Stable Score Distillation
This addresses stability and precision problems in text-guided editing for image and 3D generation applications, representing a strong incremental improvement over existing methods.
The paper tackles stability, spatial control, and editing strength issues in text-guided image and 3D editing by introducing Stable Score Distillation (SSD), which anchors a classifier to the source prompt and uses a null-text branch for stabilization. It achieves state-of-the-art results in 2D and 3D editing tasks with faster convergence and reduced complexity.
Text-guided image and 3D editing have advanced with diffusion-based models, yet methods like Delta Denoising Score often struggle with stability, spatial control, and editing strength. These limitations stem from reliance on complex auxiliary structures, which introduce conflicting optimization signals and restrict precise, localized edits.
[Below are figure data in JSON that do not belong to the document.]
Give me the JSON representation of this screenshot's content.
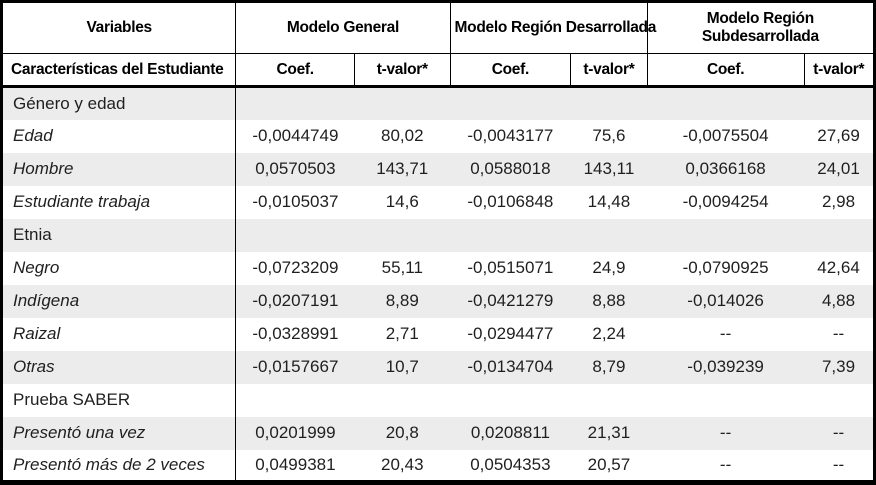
{
  "colors": {
    "row_shade": "#ececec",
    "border": "#000000",
    "text": "#1f1f1f",
    "background": "#ffffff"
  },
  "table": {
    "header": {
      "variables_label": "Variables",
      "subheader_label": "Características del Estudiante",
      "groups": [
        {
          "label": "Modelo General"
        },
        {
          "label": "Modelo Región Desarrollada"
        },
        {
          "label": "Modelo Región Subdesarrollada"
        }
      ],
      "coef_label": "Coef.",
      "tvalue_label": "t-valor*"
    },
    "rows": [
      {
        "type": "section",
        "label": "Género y edad",
        "values": [
          "",
          "",
          "",
          "",
          "",
          ""
        ]
      },
      {
        "type": "variable",
        "label": "Edad",
        "values": [
          "-0,0044749",
          "80,02",
          "-0,0043177",
          "75,6",
          "-0,0075504",
          "27,69"
        ]
      },
      {
        "type": "variable",
        "label": "Hombre",
        "values": [
          "0,0570503",
          "143,71",
          "0,0588018",
          "143,11",
          "0,0366168",
          "24,01"
        ]
      },
      {
        "type": "variable",
        "label": "Estudiante trabaja",
        "values": [
          "-0,0105037",
          "14,6",
          "-0,0106848",
          "14,48",
          "-0,0094254",
          "2,98"
        ]
      },
      {
        "type": "section",
        "label": "Etnia",
        "values": [
          "",
          "",
          "",
          "",
          "",
          ""
        ]
      },
      {
        "type": "variable",
        "label": "Negro",
        "values": [
          "-0,0723209",
          "55,11",
          "-0,0515071",
          "24,9",
          "-0,0790925",
          "42,64"
        ]
      },
      {
        "type": "variable",
        "label": "Indígena",
        "values": [
          "-0,0207191",
          "8,89",
          "-0,0421279",
          "8,88",
          "-0,014026",
          "4,88"
        ]
      },
      {
        "type": "variable",
        "label": "Raizal",
        "values": [
          "-0,0328991",
          "2,71",
          "-0,0294477",
          "2,24",
          "--",
          "--"
        ]
      },
      {
        "type": "variable",
        "label": "Otras",
        "values": [
          "-0,0157667",
          "10,7",
          "-0,0134704",
          "8,79",
          "-0,039239",
          "7,39"
        ]
      },
      {
        "type": "section",
        "label": "Prueba SABER",
        "values": [
          "",
          "",
          "",
          "",
          "",
          ""
        ]
      },
      {
        "type": "variable",
        "label": "Presentó una vez",
        "values": [
          "0,0201999",
          "20,8",
          "0,0208811",
          "21,31",
          "--",
          "--"
        ]
      },
      {
        "type": "variable",
        "label": "Presentó más de 2 veces",
        "values": [
          "0,0499381",
          "20,43",
          "0,0504353",
          "20,57",
          "--",
          "--"
        ]
      }
    ]
  }
}
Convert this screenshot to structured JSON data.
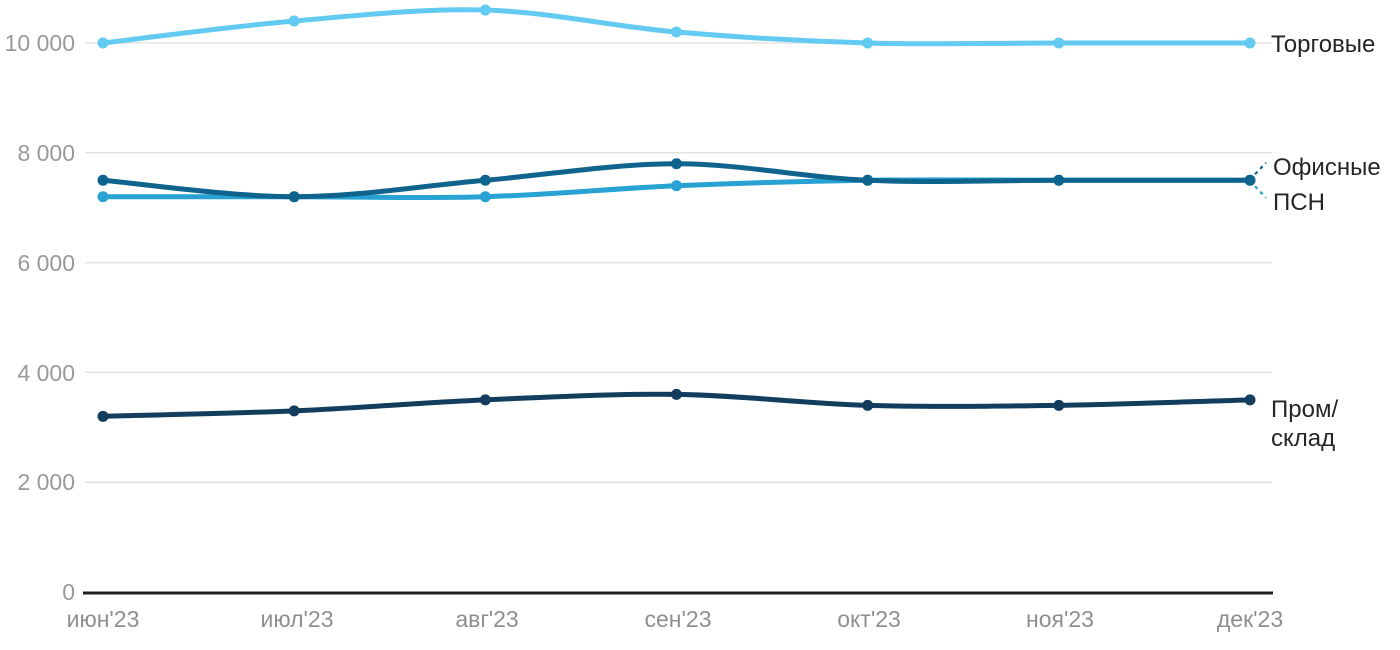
{
  "chart_data": {
    "type": "line",
    "title": "",
    "categories": [
      "июн'23",
      "июл'23",
      "авг'23",
      "сен'23",
      "окт'23",
      "ноя'23",
      "дек'23"
    ],
    "series": [
      {
        "name": "Торговые",
        "color": "#63caf2",
        "values": [
          10000,
          10400,
          10600,
          10200,
          10000,
          10000,
          10000
        ],
        "leader": "none"
      },
      {
        "name": "Офисные",
        "color": "#0f648d",
        "values": [
          7500,
          7200,
          7500,
          7800,
          7500,
          7500,
          7500
        ],
        "leader": "up"
      },
      {
        "name": "ПСН",
        "color": "#27a2d2",
        "values": [
          7200,
          7200,
          7200,
          7400,
          7500,
          7500,
          7500
        ],
        "leader": "down"
      },
      {
        "name": "Пром/склад",
        "color": "#133d5c",
        "values": [
          3200,
          3300,
          3500,
          3600,
          3400,
          3400,
          3500
        ],
        "leader": "none"
      }
    ],
    "y_axis": {
      "ticks": [
        "10 000",
        "8 000",
        "6 000",
        "4 000",
        "2 000",
        "0"
      ],
      "tick_values": [
        10000,
        8000,
        6000,
        4000,
        2000,
        0
      ],
      "min": 0,
      "max": 10000
    },
    "xlabel": "",
    "ylabel": "",
    "grid": true,
    "legend_position": "right-end-labels"
  },
  "colors": {
    "axis_line": "#1f1f1f",
    "grid_line": "#e3e3e3",
    "y_tick_text": "#999999",
    "x_tick_text": "#8f8f8f",
    "label_text": "#262626"
  }
}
We introduce Stable Score Distillation (SSD), a streamlined framework that enhances stability and alignment in the editing process by anchoring a single classifier to the source prompt. Specifically, SSD utilizes Classifier-Free Guidance (CFG) equation to achieves cross-prompt alignment, and introduces a constant term null-text branch to stabilize the optimization process. This approach preserves the original content's structure and ensures that editing trajectories are closely aligned with the source prompt, enabling smooth, prompt-specific modifications while maintaining coherence in surrounding regions. Additionally, SSD incorporates a prompt enhancement branch to boost editing strength, particularly for style transformations. Our method achieves state-of-the-art results in 2D and 3D editing tasks, including NeRF and text-driven style edits, with faster convergence and reduced complexity, providing a robust and efficient solution for text-guided editing.